Reasonable and suitable alternative accommodation definitions

Definitions of 'reasonable' and 'suitable alternative accommodation' when considering whether a possession order can be made against a secure tenant.

This content applies to England

Definition of reasonable

'Reasonable' means having regard to both the interests of the parties concerned and the public's interests. 

A number of factors can be taken into account, such as: 

  • the reason for and the seriousness of the breach

  • whether the tenant has had an opportunity to remedy the breach

  • whether the breach has been remedied

  • the effect of the tenant's conduct on others

  • consequences of eviction for the tenant and their family

  • whether any further breaches have occurred in the run up to the haring or trial

Local authority and other social landlords should follow the steps outlined in the Pre-Action Protocol for Possession Claims by Social Landlords before pursuing possession proceedings for rent arrears or on a mandatory ground.

Where a tenant suffers from a disability and that disability is related to the grounds for possession, the taking of possession proceedings and any eviction which potentially results may amount to discrimination under the Equality Act 2010. That may form part of a defence or a counterclaim in possession proceedings.[1]

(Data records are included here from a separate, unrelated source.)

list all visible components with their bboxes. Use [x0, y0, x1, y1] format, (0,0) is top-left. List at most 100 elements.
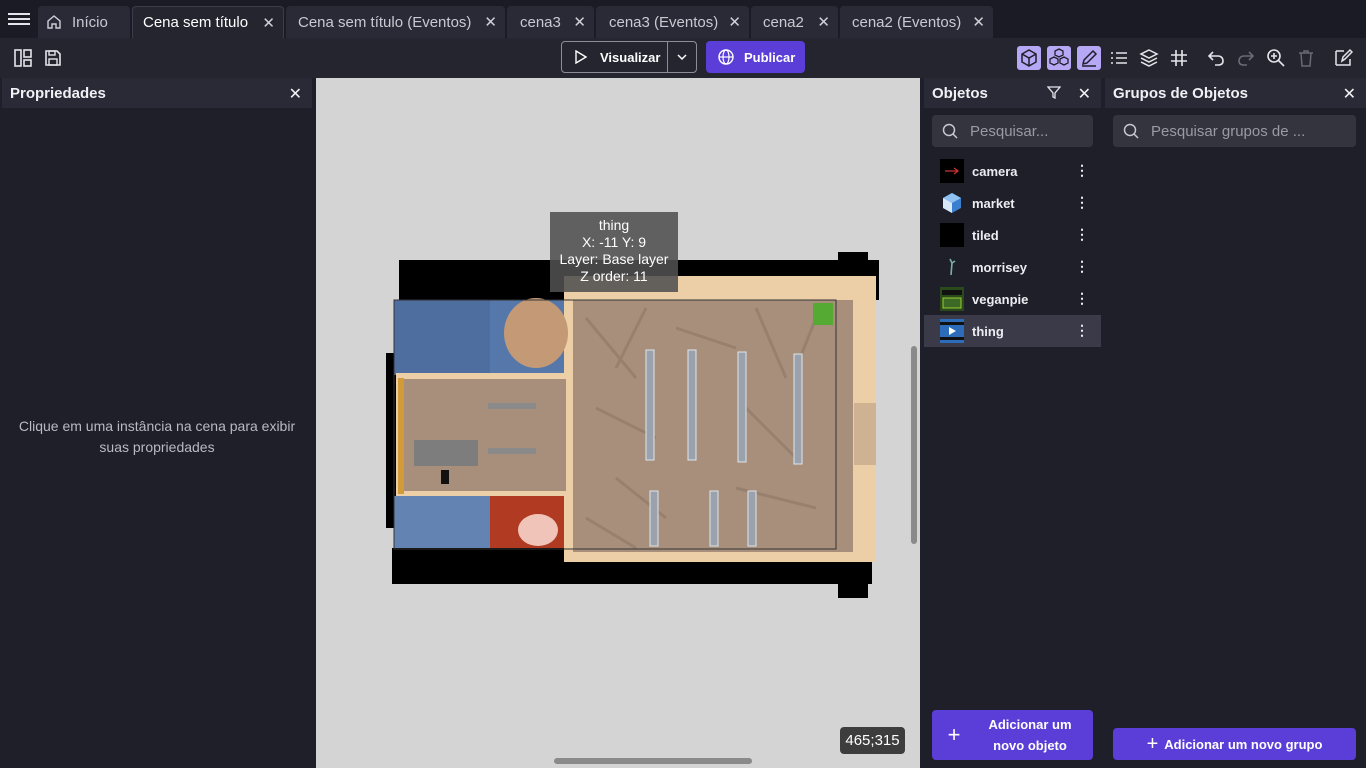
tab-cena2[interactable]: cena2 ✕: [751, 6, 838, 38]
preview-button[interactable]: Visualizar: [561, 41, 697, 73]
groups-search-input[interactable]: Pesquisar grupos de ...: [1113, 115, 1356, 147]
tab-label: cena3 (Eventos): [609, 13, 719, 31]
groups-title: Grupos de Objetos: [1113, 84, 1249, 102]
object-name: market: [972, 195, 1015, 211]
object-item-tiled[interactable]: tiled ⋮: [924, 219, 1101, 251]
video-thumbnail-icon: [940, 319, 964, 343]
undo-icon[interactable]: [1204, 46, 1228, 70]
cursor-coordinates: 465;315: [840, 727, 905, 754]
groups-header: Grupos de Objetos ✕: [1105, 78, 1366, 108]
hamburger-menu-icon[interactable]: [8, 10, 30, 28]
layers-icon[interactable]: [1137, 46, 1161, 70]
veganpie-thumbnail-icon: [940, 287, 964, 311]
add-group-label: Adicionar um novo grupo: [1164, 736, 1323, 752]
zoom-icon[interactable]: [1264, 46, 1288, 70]
close-icon[interactable]: ✕: [817, 13, 830, 31]
close-icon[interactable]: ✕: [972, 13, 985, 31]
preview-main[interactable]: Visualizar: [562, 42, 668, 72]
tab-cena3[interactable]: cena3 ✕: [507, 6, 594, 38]
tooltip-z-order: Z order: 11: [580, 268, 648, 284]
home-icon: [47, 15, 61, 29]
scene-properties-icon[interactable]: [1331, 46, 1355, 70]
search-icon: [942, 123, 958, 139]
object-name: thing: [972, 323, 1004, 339]
tiled-thumbnail-icon: [940, 223, 964, 247]
close-icon[interactable]: ✕: [289, 84, 302, 104]
plus-icon: +: [947, 722, 961, 747]
properties-empty-message: Clique em uma instância na cena para exi…: [18, 418, 296, 455]
instances-list-icon[interactable]: [1107, 46, 1131, 70]
close-icon[interactable]: ✕: [728, 13, 741, 31]
properties-title: Propriedades: [10, 84, 106, 102]
delete-icon[interactable]: [1294, 46, 1318, 70]
chevron-down-icon: [677, 54, 687, 61]
close-icon[interactable]: ✕: [484, 13, 497, 31]
character-thumbnail-icon: [940, 255, 964, 279]
tab-home[interactable]: Início: [38, 6, 130, 38]
object-item-morrisey[interactable]: morrisey ⋮: [924, 251, 1101, 283]
vertical-scrollbar[interactable]: [911, 346, 917, 544]
add-object-button[interactable]: + Adicionar um novo objeto: [932, 710, 1093, 760]
edit-pencil-icon[interactable]: [1077, 46, 1101, 70]
scene-render: [386, 252, 879, 598]
more-options-icon[interactable]: ⋮: [1075, 290, 1089, 307]
objects-title: Objetos: [932, 84, 988, 102]
tab-bar: Início Cena sem título ✕ Cena sem título…: [0, 0, 1366, 38]
scene-canvas[interactable]: [316, 78, 920, 768]
cube-thumbnail-icon: [943, 193, 961, 213]
redo-icon[interactable]: [1234, 46, 1258, 70]
tooltip-object-name: thing: [598, 217, 630, 233]
more-options-icon[interactable]: ⋮: [1075, 162, 1089, 179]
objects-header: Objetos ✕: [924, 78, 1101, 108]
preview-dropdown[interactable]: [668, 51, 696, 63]
add-object-label: Adicionar um novo objeto: [988, 717, 1072, 753]
properties-panel: Propriedades ✕ Clique em uma instância n…: [2, 78, 312, 768]
horizontal-scrollbar[interactable]: [554, 758, 752, 764]
search-placeholder: Pesquisar...: [970, 122, 1049, 140]
tab-label: cena2: [763, 13, 804, 31]
tab-label: cena2 (Eventos): [852, 13, 962, 31]
object-item-market[interactable]: market ⋮: [924, 187, 1101, 219]
tab-cena2-events[interactable]: cena2 (Eventos) ✕: [840, 6, 993, 38]
object-name: tiled: [972, 227, 999, 243]
filter-icon[interactable]: [1046, 85, 1062, 103]
object-groups-icon[interactable]: [1047, 46, 1071, 70]
tab-cena3-events[interactable]: cena3 (Eventos) ✕: [596, 6, 749, 38]
tab-label: Início: [72, 13, 108, 31]
object-item-veganpie[interactable]: veganpie ⋮: [924, 283, 1101, 315]
publish-label: Publicar: [744, 49, 796, 65]
more-options-icon[interactable]: ⋮: [1075, 258, 1089, 275]
close-icon[interactable]: ✕: [573, 13, 586, 31]
more-options-icon[interactable]: ⋮: [1075, 322, 1089, 339]
tab-label: cena3: [520, 13, 561, 31]
globe-icon: [718, 49, 734, 65]
preview-label: Visualizar: [600, 49, 661, 65]
plus-icon: +: [1146, 732, 1159, 755]
object-item-thing[interactable]: thing ⋮: [924, 315, 1101, 347]
add-group-button[interactable]: + Adicionar um novo grupo: [1113, 728, 1356, 760]
close-icon[interactable]: ✕: [262, 14, 275, 32]
close-icon[interactable]: ✕: [1343, 84, 1356, 104]
panels-icon[interactable]: [11, 46, 35, 70]
close-icon[interactable]: ✕: [1078, 84, 1091, 104]
tab-label: Cena sem título (Eventos): [298, 13, 472, 31]
tab-label: Cena sem título: [143, 14, 249, 31]
instance-tooltip: thing X: -11 Y: 9 Layer: Base layer Z or…: [550, 212, 678, 292]
more-options-icon[interactable]: ⋮: [1075, 226, 1089, 243]
tab-scene-untitled[interactable]: Cena sem título ✕: [132, 6, 284, 38]
grid-icon[interactable]: [1167, 46, 1191, 70]
tab-scene-untitled-events[interactable]: Cena sem título (Eventos) ✕: [286, 6, 505, 38]
objects-panel: Objetos ✕ Pesquisar... camera ⋮ market ⋮…: [924, 78, 1101, 768]
publish-button[interactable]: Publicar: [706, 41, 805, 73]
play-icon: [575, 50, 588, 64]
object-name: camera: [972, 163, 1018, 179]
object-name: morrisey: [972, 259, 1027, 275]
camera-thumbnail-icon: [940, 159, 964, 183]
objects-3d-icon[interactable]: [1017, 46, 1041, 70]
objects-search-input[interactable]: Pesquisar...: [932, 115, 1093, 147]
save-icon[interactable]: [41, 46, 65, 70]
object-groups-panel: Grupos de Objetos ✕ Pesquisar grupos de …: [1105, 78, 1366, 768]
tooltip-layer: Layer: Base layer: [559, 251, 669, 267]
more-options-icon[interactable]: ⋮: [1075, 194, 1089, 211]
object-item-camera[interactable]: camera ⋮: [924, 155, 1101, 187]
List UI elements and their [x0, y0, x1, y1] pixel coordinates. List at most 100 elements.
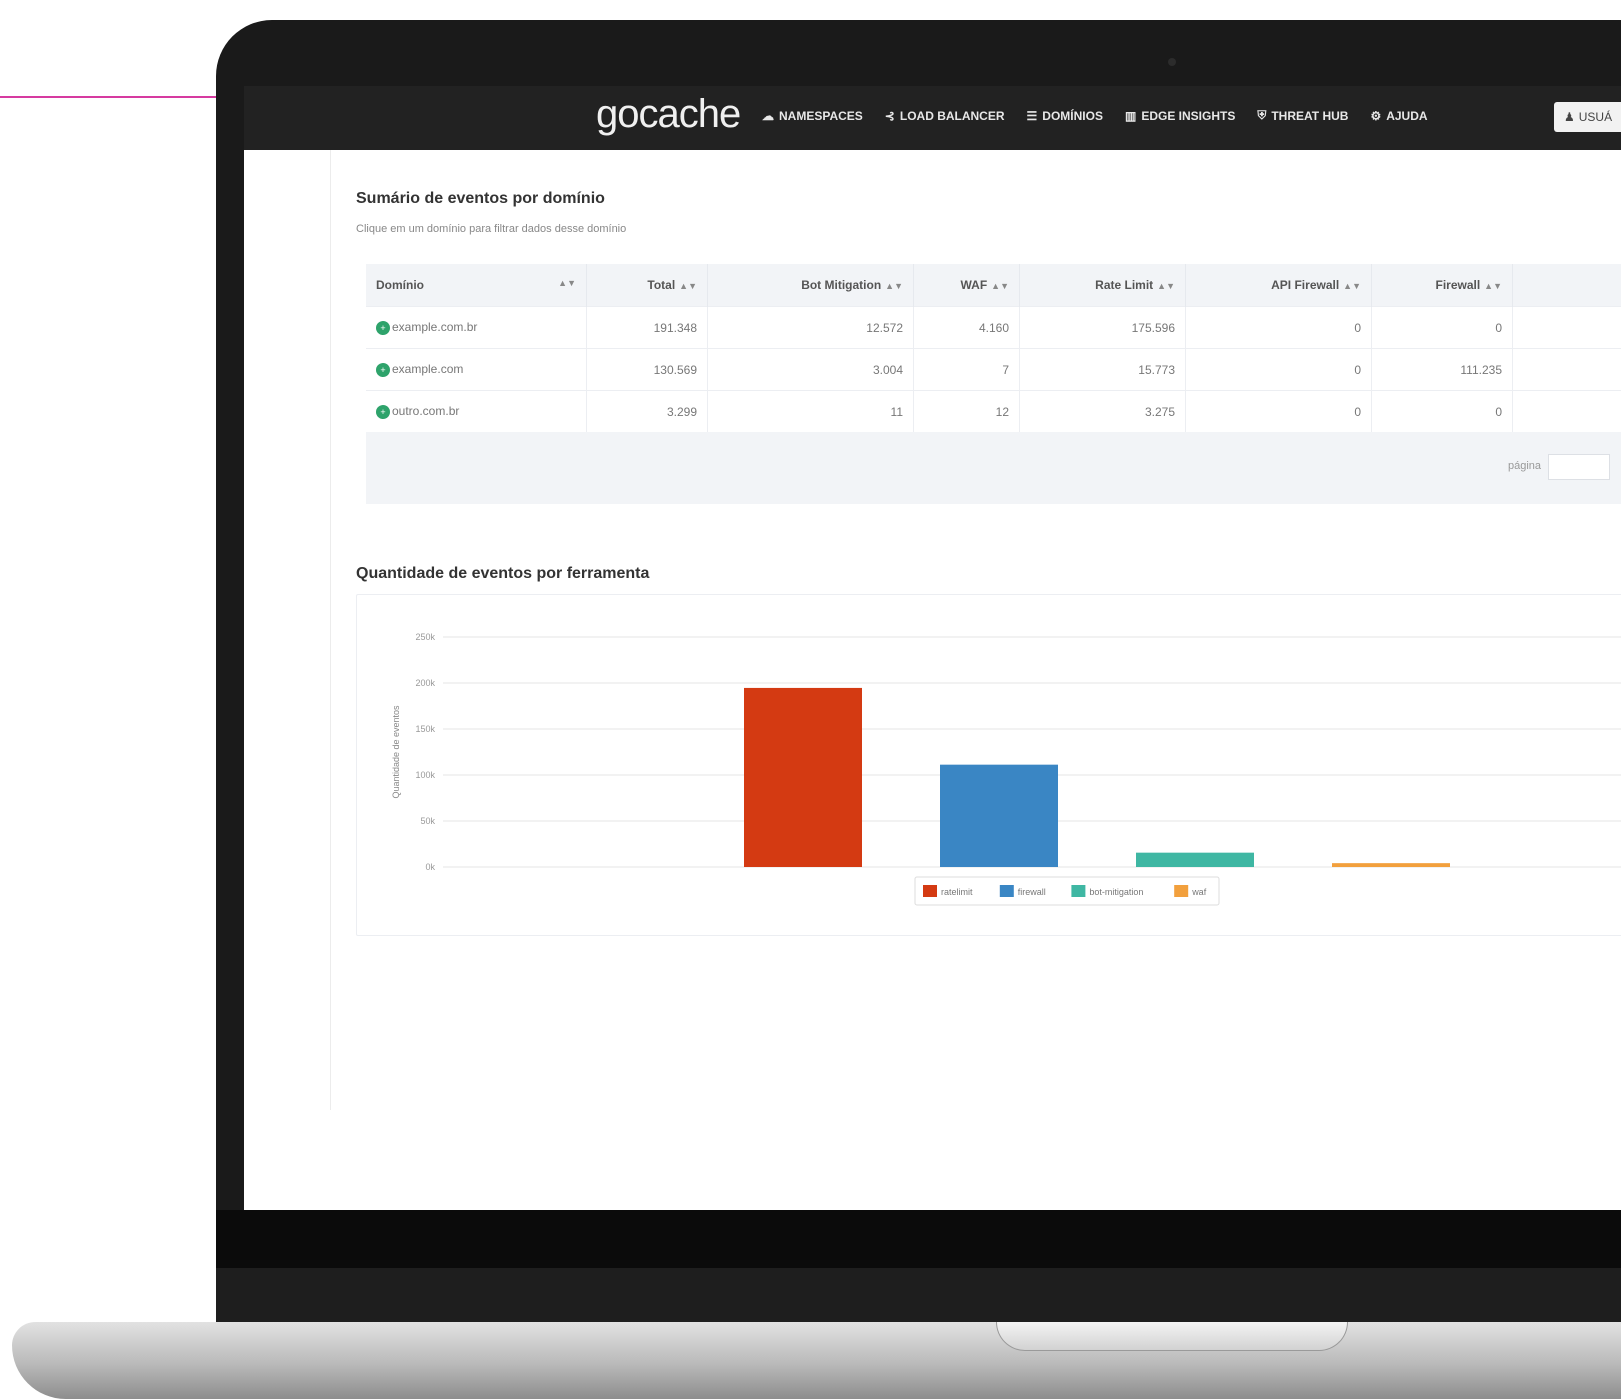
nav-menu: ☁ NAMESPACES ⊰ LOAD BALANCER ☰ DOMÍNIOS … — [762, 108, 1428, 123]
col-header-extra — [1512, 264, 1621, 307]
nav-item-label: EDGE INSIGHTS — [1141, 108, 1236, 123]
share-icon: ⊰ — [884, 108, 895, 123]
bar-waf — [1332, 863, 1450, 867]
cell-extra — [1512, 348, 1621, 391]
col-header-bot-mitigation[interactable]: Bot Mitigation ▲▼ — [707, 264, 914, 307]
sort-icon[interactable]: ▲▼ — [679, 281, 697, 291]
cell-bot-mitigation: 3.004 — [707, 348, 914, 391]
y-axis-label: Quantidade de eventos — [391, 705, 401, 799]
bar-bot-mitigation — [1136, 852, 1254, 867]
cell-waf: 4.160 — [913, 306, 1020, 349]
cell-firewall: 0 — [1371, 306, 1513, 349]
cell-waf: 12 — [913, 390, 1020, 432]
gocache-logo[interactable]: gocache — [596, 92, 741, 137]
legend-label-waf: waf — [1191, 887, 1207, 897]
laptop-base — [12, 1322, 1621, 1399]
col-header-firewall[interactable]: Firewall ▲▼ — [1371, 264, 1513, 307]
bar-ratelimit — [744, 687, 862, 867]
cell-api-firewall: 0 — [1185, 390, 1372, 432]
cloud-icon: ☁ — [762, 108, 774, 123]
legend-swatch-firewall — [999, 885, 1014, 897]
tools-bar-chart: 0k 50k 100k 150k 200k 250k Quantidade de event… — [391, 632, 1621, 906]
col-header-rate-limit[interactable]: Rate Limit ▲▼ — [1019, 264, 1186, 307]
y-tick-label: 50k — [420, 816, 435, 826]
content-divider — [330, 150, 331, 1110]
cell-extra — [1512, 390, 1621, 432]
y-tick-label: 250k — [415, 632, 435, 642]
summary-table: Domínio ▲▼ Total ▲▼ Bot Mitigation ▲▼ WAF ▲▼… — [366, 264, 1621, 432]
summary-subtitle: Clique em um domínio para filtrar dados … — [356, 223, 627, 235]
user-menu-label: USUÁ — [1578, 110, 1613, 124]
cell-total: 191.348 — [586, 306, 708, 349]
y-tick-label: 200k — [415, 678, 435, 688]
sort-icon[interactable]: ▲▼ — [885, 281, 903, 291]
legend-label-bot-mitigation: bot-mitigation — [1089, 887, 1143, 897]
nav-item-threat-hub[interactable]: ⛨ THREAT HUB — [1257, 108, 1348, 123]
cell-api-firewall: 0 — [1185, 306, 1372, 349]
list-icon: ☰ — [1026, 108, 1038, 123]
legend-swatch-waf — [1174, 885, 1189, 897]
domain-cell[interactable]: + outro.com.br — [366, 390, 587, 432]
nav-item-dominios[interactable]: ☰ DOMÍNIOS — [1027, 108, 1103, 123]
sort-icon[interactable]: ▲▼ — [558, 278, 576, 288]
top-navbar: gocache ☁ NAMESPACES ⊰ LOAD BALANCER ☰ D… — [244, 86, 1621, 150]
accent-line — [0, 96, 220, 98]
cell-rate-limit: 15.773 — [1019, 348, 1186, 391]
shield-icon: ⛨ — [1257, 108, 1267, 122]
help-icon: ⚙ — [1370, 108, 1382, 123]
legend-label-firewall: firewall — [1018, 887, 1046, 897]
sort-icon[interactable]: ▲▼ — [1484, 281, 1502, 291]
cell-waf: 7 — [913, 348, 1020, 391]
nav-item-load-balancer[interactable]: ⊰ LOAD BALANCER — [885, 108, 1005, 123]
cell-bot-mitigation: 12.572 — [707, 306, 914, 349]
nav-item-ajuda[interactable]: ⚙ AJUDA — [1370, 108, 1427, 123]
plus-circle-icon[interactable]: + — [376, 362, 390, 377]
table-row[interactable]: + example.com 130.569 3.004 7 15.773 0 11… — [366, 348, 1621, 391]
legend-swatch-bot-mitigation — [1071, 885, 1086, 897]
plus-circle-icon[interactable]: + — [376, 404, 390, 419]
nav-item-label: DOMÍNIOS — [1042, 108, 1103, 123]
pager-label: página — [1508, 460, 1542, 472]
cell-bot-mitigation: 11 — [707, 390, 914, 432]
table-footer: página — [366, 432, 1621, 504]
cell-total: 130.569 — [586, 348, 708, 391]
user-menu-button[interactable]: ♟ USUÁ — [1554, 102, 1621, 132]
table-row[interactable]: + example.com.br 191.348 12.572 4.160 175… — [366, 306, 1621, 349]
tools-chart-card: 0k 50k 100k 150k 200k 250k Quantidade de event… — [356, 594, 1621, 936]
sort-icon[interactable]: ▲▼ — [991, 281, 1009, 291]
legend-label-ratelimit: ratelimit — [941, 887, 973, 897]
nav-item-edge-insights[interactable]: ▥ EDGE INSIGHTS — [1125, 108, 1235, 123]
col-header-waf[interactable]: WAF ▲▼ — [913, 264, 1020, 307]
summary-title: Sumário de eventos por domínio — [356, 190, 605, 207]
col-header-dominio[interactable]: Domínio ▲▼ — [366, 264, 587, 307]
bar-firewall — [940, 764, 1058, 867]
cell-extra — [1512, 306, 1621, 349]
col-header-total[interactable]: Total ▲▼ — [586, 264, 708, 307]
plus-circle-icon[interactable]: + — [376, 320, 390, 335]
page-size-select[interactable] — [1548, 454, 1610, 480]
legend-swatch-ratelimit — [923, 885, 937, 897]
screen: gocache ☁ NAMESPACES ⊰ LOAD BALANCER ☰ D… — [244, 86, 1621, 1210]
table-row[interactable]: + outro.com.br 3.299 11 12 3.275 0 0 — [366, 390, 1621, 432]
nav-item-label: NAMESPACES — [779, 108, 863, 123]
laptop-notch — [996, 1322, 1348, 1351]
y-tick-label: 150k — [415, 724, 435, 734]
col-header-api-firewall[interactable]: API Firewall ▲▼ — [1185, 264, 1372, 307]
sort-icon[interactable]: ▲▼ — [1343, 281, 1361, 291]
nav-item-label: LOAD BALANCER — [899, 108, 1005, 123]
y-tick-label: 100k — [415, 770, 435, 780]
camera-icon — [1168, 58, 1176, 66]
cell-rate-limit: 175.596 — [1019, 306, 1186, 349]
domain-cell[interactable]: + example.com — [366, 348, 587, 391]
cell-total: 3.299 — [586, 390, 708, 432]
domain-cell[interactable]: + example.com.br — [366, 306, 587, 349]
cell-firewall: 111.235 — [1371, 348, 1513, 391]
cell-api-firewall: 0 — [1185, 348, 1372, 391]
bar-chart-icon: ▥ — [1124, 108, 1137, 123]
cell-firewall: 0 — [1371, 390, 1513, 432]
user-icon: ♟ — [1564, 110, 1575, 124]
nav-item-label: AJUDA — [1386, 108, 1428, 123]
sort-icon[interactable]: ▲▼ — [1157, 281, 1175, 291]
tools-chart-title: Quantidade de eventos por ferramenta — [356, 565, 650, 582]
nav-item-namespaces[interactable]: ☁ NAMESPACES — [762, 108, 863, 123]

The Department for Communities and Local Government makes it clear in its guidance that an application for possession should be a last resort for a social landlord.[2] The court can consider issues such as homelessness and mental health but, where the outcome of a homelessness application is not clear-cut, it is wrong for the court to try to pre-empt the council's decision when considering whether it is reasonable to grant possession.[3]

Definition of suitable alternative accommodation

'Suitable alternative accommodation' must give comparable security of tenure as that already enjoyed, such as a secure, protected or assured tenancy. In allocating a property, the landlord must have regard to the household's needs, this could include location of workplace and support networks. Some needs are more important than others.

In one case, a tenant refused an offer of alternative accommodation as the property did not have a garden. A possession order was made. The judge felt that the alternative property was suitable because the use of a garden was only one of the tenant's needs and was not as important as others. The tenant's appeal to the Court of Appeal failed. The court confirmed that the garden was a relevant matter but would not interfere with the way the judge had exercised his discretion.[4]

There is no requirement that an offer of suitable alternative accommodation has to be made before the date of the possession hearing, nor that suitability has to be determined by reference to a particular property.[5]

Last updated: 22 March 2021


  • [1]

    Manchester CC v Romano [2004] EWCA Civ 834; Liverpool CC v Slavin [2005] Legal Action, July.

  • [2]

    ODPM, Improving the effectiveness of rent arrears management, June 2005.

  • [3]

    Lewisham LBC v Adeyimi (2000) 32 HLR 414, CA.

  • [4]

    Enfield LBC v French (1985) 17 HLR 211, CA.

  • [5]

    Holt v Reading BC [2013] EWCA Civ 641.